Szymon Malicki (GLKS Nadarzyn): Od początku było wiadomo, że goście są w tym spotkaniu faworytem. Chcieliśmy im stawić opór. Pierwsza gra to dobry pojedynek Marcina Kusińskiego z Danielem Górakiem. Wyniki setów wyjaśniały się w samych końcówkach. Ja w meczu z Wandżim nie miałem żadnych szans. On był bardzo dobrze przygotowany do tej gry, a ja słabo się zaprezentowałem i byłem bardzo roztrzęsiony w całej partii. Zbyszek Grześlak pokazał się dzisiaj z bardzo dobrej strony. Szkoda, bo trochę nie miał szczęścia w końcówkach. Grał bardzo dobrze, ale nie udało się.

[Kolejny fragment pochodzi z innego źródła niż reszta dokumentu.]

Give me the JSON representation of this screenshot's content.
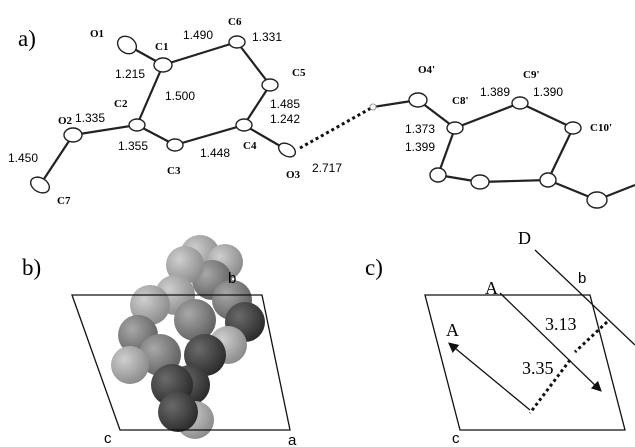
{
  "panel_a": {
    "label": "a)",
    "atoms": [
      "O1",
      "C1",
      "C6",
      "C5",
      "C4",
      "O3",
      "C3",
      "C2",
      "O2",
      "C7",
      "O4'",
      "C8'",
      "C9'",
      "C10'"
    ],
    "bond_lengths": [
      "1.215",
      "1.490",
      "1.331",
      "1.500",
      "1.485",
      "1.242",
      "1.335",
      "1.355",
      "1.448",
      "1.450",
      "2.717",
      "1.389",
      "1.390",
      "1.373",
      "1.399"
    ]
  },
  "panel_b": {
    "label": "b)",
    "axes": [
      "b",
      "c",
      "a"
    ]
  },
  "panel_c": {
    "label": "c)",
    "axes": [
      "b",
      "c"
    ],
    "stacks": [
      "D",
      "A",
      "A"
    ],
    "distances": [
      "3.13",
      "3.35"
    ]
  }
}
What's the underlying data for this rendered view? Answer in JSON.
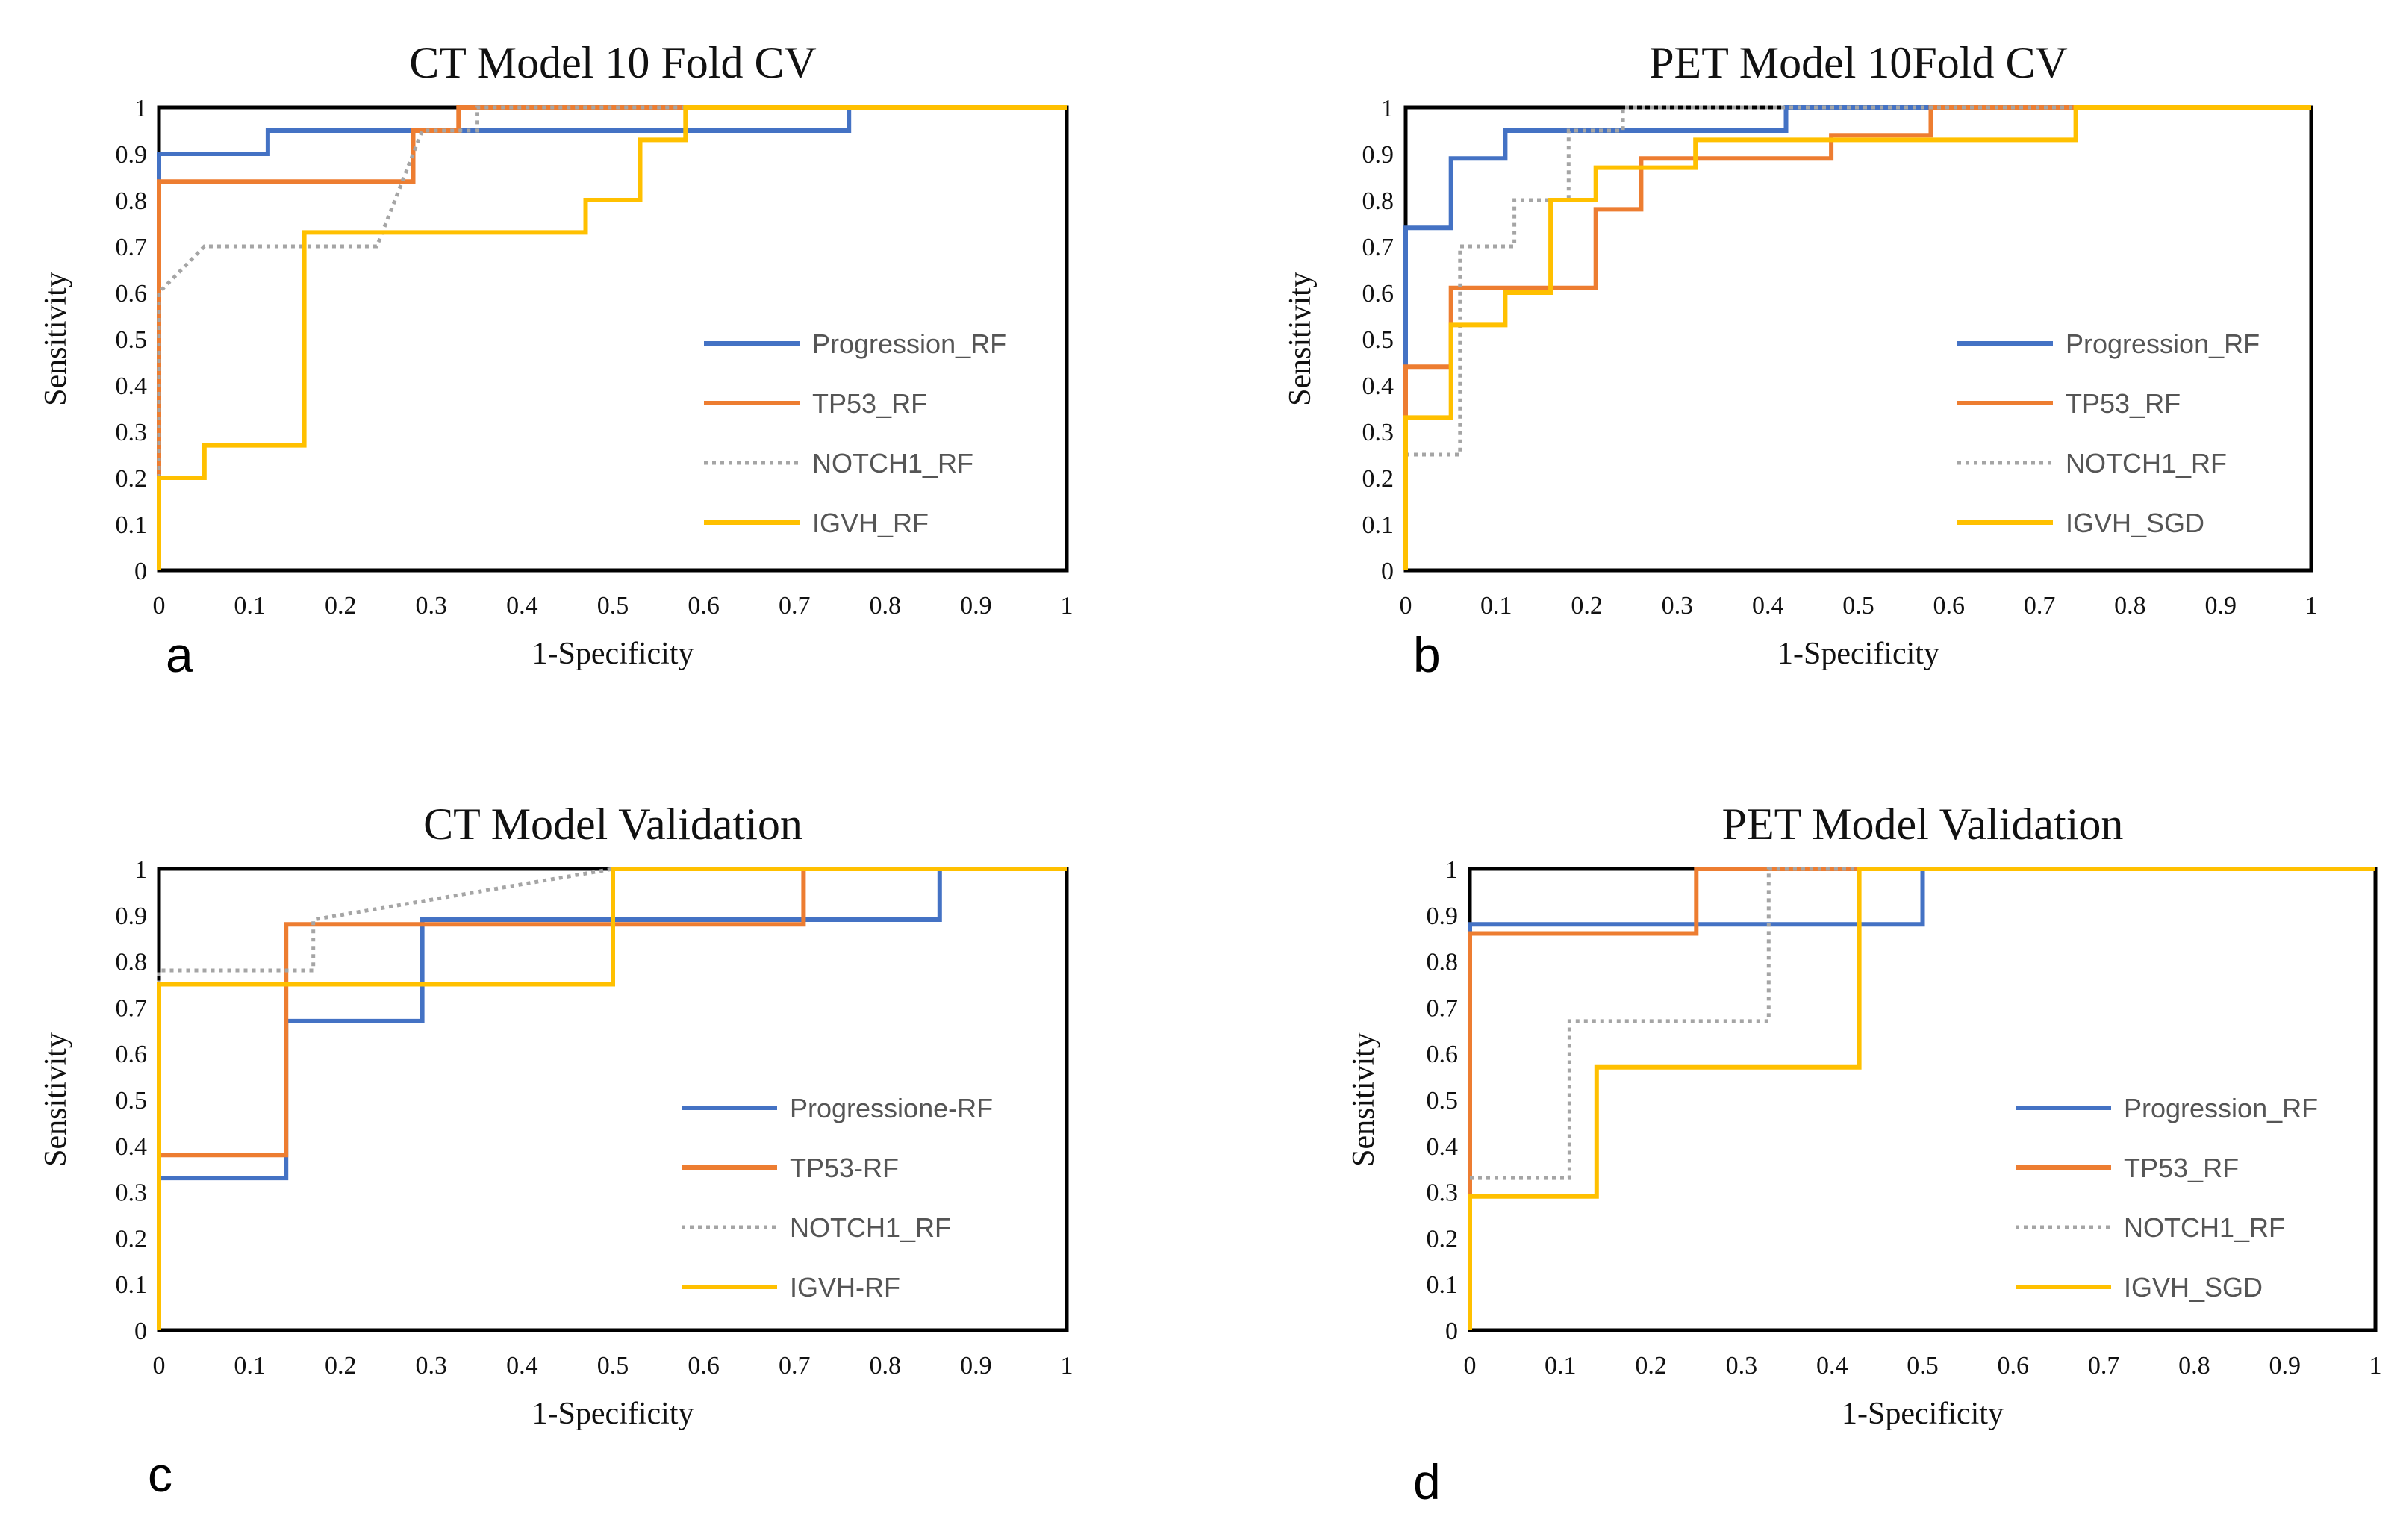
{
  "chart_data": [
    {
      "panel_label": "a",
      "type": "line",
      "title": "CT Model 10 Fold CV",
      "xlabel": "1-Specificity",
      "ylabel": "Sensitivity",
      "xlim": [
        0,
        1
      ],
      "ylim": [
        0,
        1
      ],
      "xticks": [
        "0",
        "0.1",
        "0.2",
        "0.3",
        "0.4",
        "0.5",
        "0.6",
        "0.7",
        "0.8",
        "0.9",
        "1"
      ],
      "yticks": [
        "0",
        "0.1",
        "0.2",
        "0.3",
        "0.4",
        "0.5",
        "0.6",
        "0.7",
        "0.8",
        "0.9",
        "1"
      ],
      "grid": false,
      "legend": "right",
      "series": [
        {
          "name": "Progression_RF",
          "color": "#4472C4",
          "style": "solid",
          "points": [
            [
              0,
              0.84
            ],
            [
              0,
              0.9
            ],
            [
              0.12,
              0.9
            ],
            [
              0.12,
              0.95
            ],
            [
              0.76,
              0.95
            ],
            [
              0.76,
              1
            ],
            [
              1,
              1
            ]
          ]
        },
        {
          "name": "TP53_RF",
          "color": "#ED7D31",
          "style": "solid",
          "points": [
            [
              0,
              0
            ],
            [
              0,
              0.84
            ],
            [
              0.28,
              0.84
            ],
            [
              0.28,
              0.95
            ],
            [
              0.33,
              0.95
            ],
            [
              0.33,
              1
            ],
            [
              1,
              1
            ]
          ]
        },
        {
          "name": "NOTCH1_RF",
          "color": "#A5A5A5",
          "style": "dotted",
          "points": [
            [
              0,
              0.2
            ],
            [
              0,
              0.6
            ],
            [
              0.05,
              0.7
            ],
            [
              0.24,
              0.7
            ],
            [
              0.29,
              0.95
            ],
            [
              0.35,
              0.95
            ],
            [
              0.35,
              1
            ],
            [
              1,
              1
            ]
          ]
        },
        {
          "name": "IGVH_RF",
          "color": "#FFC000",
          "style": "solid",
          "points": [
            [
              0,
              0
            ],
            [
              0,
              0.2
            ],
            [
              0.05,
              0.2
            ],
            [
              0.05,
              0.27
            ],
            [
              0.16,
              0.27
            ],
            [
              0.16,
              0.73
            ],
            [
              0.47,
              0.73
            ],
            [
              0.47,
              0.8
            ],
            [
              0.53,
              0.8
            ],
            [
              0.53,
              0.93
            ],
            [
              0.58,
              0.93
            ],
            [
              0.58,
              1
            ],
            [
              1,
              1
            ]
          ]
        }
      ]
    },
    {
      "panel_label": "b",
      "type": "line",
      "title": "PET Model 10Fold CV",
      "xlabel": "1-Specificity",
      "ylabel": "Sensitivity",
      "xlim": [
        0,
        1
      ],
      "ylim": [
        0,
        1
      ],
      "xticks": [
        "0",
        "0.1",
        "0.2",
        "0.3",
        "0.4",
        "0.5",
        "0.6",
        "0.7",
        "0.8",
        "0.9",
        "1"
      ],
      "yticks": [
        "0",
        "0.1",
        "0.2",
        "0.3",
        "0.4",
        "0.5",
        "0.6",
        "0.7",
        "0.8",
        "0.9",
        "1"
      ],
      "grid": false,
      "legend": "right",
      "series": [
        {
          "name": "Progression_RF",
          "color": "#4472C4",
          "style": "solid",
          "points": [
            [
              0,
              0.44
            ],
            [
              0,
              0.74
            ],
            [
              0.05,
              0.74
            ],
            [
              0.05,
              0.89
            ],
            [
              0.11,
              0.89
            ],
            [
              0.11,
              0.95
            ],
            [
              0.42,
              0.95
            ],
            [
              0.42,
              1
            ],
            [
              1,
              1
            ]
          ]
        },
        {
          "name": "TP53_RF",
          "color": "#ED7D31",
          "style": "solid",
          "points": [
            [
              0,
              0.33
            ],
            [
              0,
              0.44
            ],
            [
              0.05,
              0.44
            ],
            [
              0.05,
              0.61
            ],
            [
              0.21,
              0.61
            ],
            [
              0.21,
              0.78
            ],
            [
              0.26,
              0.78
            ],
            [
              0.26,
              0.89
            ],
            [
              0.47,
              0.89
            ],
            [
              0.47,
              0.94
            ],
            [
              0.58,
              0.94
            ],
            [
              0.58,
              1
            ],
            [
              1,
              1
            ]
          ]
        },
        {
          "name": "NOTCH1_RF",
          "color": "#A5A5A5",
          "style": "dotted",
          "points": [
            [
              0,
              0.25
            ],
            [
              0.06,
              0.25
            ],
            [
              0.06,
              0.7
            ],
            [
              0.12,
              0.7
            ],
            [
              0.12,
              0.8
            ],
            [
              0.18,
              0.8
            ],
            [
              0.18,
              0.95
            ],
            [
              0.24,
              0.95
            ],
            [
              0.24,
              1
            ],
            [
              1,
              1
            ]
          ]
        },
        {
          "name": "IGVH_SGD",
          "color": "#FFC000",
          "style": "solid",
          "points": [
            [
              0,
              0
            ],
            [
              0,
              0.33
            ],
            [
              0.05,
              0.33
            ],
            [
              0.05,
              0.53
            ],
            [
              0.11,
              0.53
            ],
            [
              0.11,
              0.6
            ],
            [
              0.16,
              0.6
            ],
            [
              0.16,
              0.8
            ],
            [
              0.21,
              0.8
            ],
            [
              0.21,
              0.87
            ],
            [
              0.32,
              0.87
            ],
            [
              0.32,
              0.93
            ],
            [
              0.74,
              0.93
            ],
            [
              0.74,
              1
            ],
            [
              1,
              1
            ]
          ]
        }
      ]
    },
    {
      "panel_label": "c",
      "type": "line",
      "title": "CT Model Validation",
      "xlabel": "1-Specificity",
      "ylabel": "Sensitivity",
      "xlim": [
        0,
        1
      ],
      "ylim": [
        0,
        1
      ],
      "xticks": [
        "0",
        "0.1",
        "0.2",
        "0.3",
        "0.4",
        "0.5",
        "0.6",
        "0.7",
        "0.8",
        "0.9",
        "1"
      ],
      "yticks": [
        "0",
        "0.1",
        "0.2",
        "0.3",
        "0.4",
        "0.5",
        "0.6",
        "0.7",
        "0.8",
        "0.9",
        "1"
      ],
      "grid": false,
      "legend": "right",
      "series": [
        {
          "name": "Progressione-RF",
          "color": "#4472C4",
          "style": "solid",
          "points": [
            [
              0,
              0
            ],
            [
              0,
              0.33
            ],
            [
              0.14,
              0.33
            ],
            [
              0.14,
              0.67
            ],
            [
              0.29,
              0.67
            ],
            [
              0.29,
              0.89
            ],
            [
              0.86,
              0.89
            ],
            [
              0.86,
              1
            ],
            [
              1,
              1
            ]
          ]
        },
        {
          "name": "TP53-RF",
          "color": "#ED7D31",
          "style": "solid",
          "points": [
            [
              0,
              0.33
            ],
            [
              0,
              0.38
            ],
            [
              0.14,
              0.38
            ],
            [
              0.14,
              0.88
            ],
            [
              0.71,
              0.88
            ],
            [
              0.71,
              1
            ],
            [
              1,
              1
            ]
          ]
        },
        {
          "name": "NOTCH1_RF",
          "color": "#A5A5A5",
          "style": "dotted",
          "points": [
            [
              0,
              0.75
            ],
            [
              0,
              0.78
            ],
            [
              0.17,
              0.78
            ],
            [
              0.17,
              0.89
            ],
            [
              0.5,
              1
            ],
            [
              1,
              1
            ]
          ]
        },
        {
          "name": "IGVH-RF",
          "color": "#FFC000",
          "style": "solid",
          "points": [
            [
              0,
              0
            ],
            [
              0,
              0.75
            ],
            [
              0.5,
              0.75
            ],
            [
              0.5,
              1
            ],
            [
              1,
              1
            ]
          ]
        }
      ]
    },
    {
      "panel_label": "d",
      "type": "line",
      "title": "PET  Model Validation",
      "xlabel": "1-Specificity",
      "ylabel": "Sensitivity",
      "xlim": [
        0,
        1
      ],
      "ylim": [
        0,
        1
      ],
      "xticks": [
        "0",
        "0.1",
        "0.2",
        "0.3",
        "0.4",
        "0.5",
        "0.6",
        "0.7",
        "0.8",
        "0.9",
        "1"
      ],
      "yticks": [
        "0",
        "0.1",
        "0.2",
        "0.3",
        "0.4",
        "0.5",
        "0.6",
        "0.7",
        "0.8",
        "0.9",
        "1"
      ],
      "grid": false,
      "legend": "right",
      "series": [
        {
          "name": "Progression_RF",
          "color": "#4472C4",
          "style": "solid",
          "points": [
            [
              0,
              0.86
            ],
            [
              0,
              0.88
            ],
            [
              0.5,
              0.88
            ],
            [
              0.5,
              1
            ],
            [
              1,
              1
            ]
          ]
        },
        {
          "name": "TP53_RF",
          "color": "#ED7D31",
          "style": "solid",
          "points": [
            [
              0,
              0
            ],
            [
              0,
              0.86
            ],
            [
              0.25,
              0.86
            ],
            [
              0.25,
              1
            ],
            [
              1,
              1
            ]
          ]
        },
        {
          "name": "NOTCH1_RF",
          "color": "#A5A5A5",
          "style": "dotted",
          "points": [
            [
              0,
              0.33
            ],
            [
              0.11,
              0.33
            ],
            [
              0.11,
              0.67
            ],
            [
              0.33,
              0.67
            ],
            [
              0.33,
              1
            ],
            [
              1,
              1
            ]
          ]
        },
        {
          "name": "IGVH_SGD",
          "color": "#FFC000",
          "style": "solid",
          "points": [
            [
              0,
              0
            ],
            [
              0,
              0.29
            ],
            [
              0.14,
              0.29
            ],
            [
              0.14,
              0.57
            ],
            [
              0.43,
              0.57
            ],
            [
              0.43,
              1
            ],
            [
              1,
              1
            ]
          ]
        }
      ]
    }
  ]
}
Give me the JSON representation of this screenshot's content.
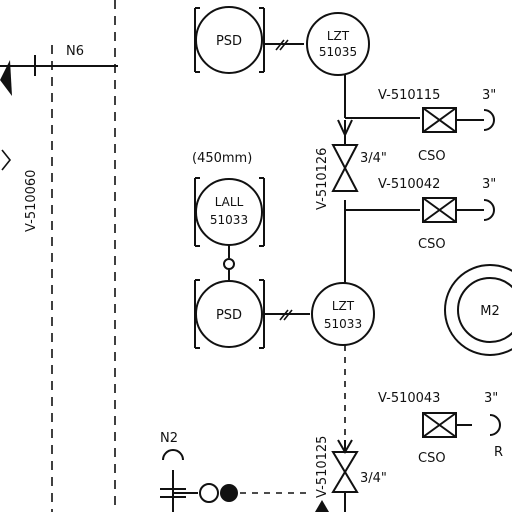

 W ubiegłych rozgrywkach byliście beniaminkiem i walczyliście o utrzymanie. Teraz macie silniejszy skład i chyba wypada wam walczyć o środek tabeli. Jak oceniasz waszą grę po tych kilku kolejkach w tym sezonie?


– Oczywiście Marcin jest dla nas dużym wzmocnieniem. Liga jest silna, Bogoria i Gorzów to dwie najsilniejsze ekipy. Reszta drużyn jest w naszym zasięgu, mecze kończą się wynikami 3-2. Uciekły nam punkty właśnie z Lęborkiem i Rzeszowem po minimalnych porażkach. Na pewno będziemy walczyć.

 

Panie Marcinie, poproszę o podsumowanie derbów Mazowsza…


Marcin Kusiński (GLKS Nadarzyn): Faworyt nie zawiódł. Zawodnicy Grodziska trochę zaskoczyli nas wysoką formą, bo wszyscy grali bardzo dobrze. My nie graliśmy źle, jedynie gra Wandżiego z Szymkiem byłą jednostronna. Wandżi nie dał naszemu tenisiście rozwinąć skrzydeł i wyszło, dlaczego Wang jest zawodnikiem światowej klasy. Postawą Daniela w meczu ze mną byłem bardzo zaskoczony. Teraz gra o wiele lepszy pingpong. W tamtym roku obserwowałem go, gdy graliśmy razem w Ostrzeszowie, dlatego myślę, że jego przenosiny do Grodziska Mazowieckiego były strzałem w dziesiątkę. Liczyłem na kilka błędów z jego strony w tym meczu, jednak nic takiego nie wystąpiło. Gratuluję mu bardzo dobrej gry.


 Daniel powiedział, że było to jego pierwsze zwycięstwo z Marcinem Kusińskim…


– Tak, ale to już jest taki czas, że jeśli on chce jeszcze grać w pingponga, to musi wygrywać takie spotkania. Ja już jestem typowym ligowcem, a on będzie chciał jeszcze powrócić do reprezentacji, czego mu bardzo życzę, bo jest moim bardzo dobrym przyjacielem.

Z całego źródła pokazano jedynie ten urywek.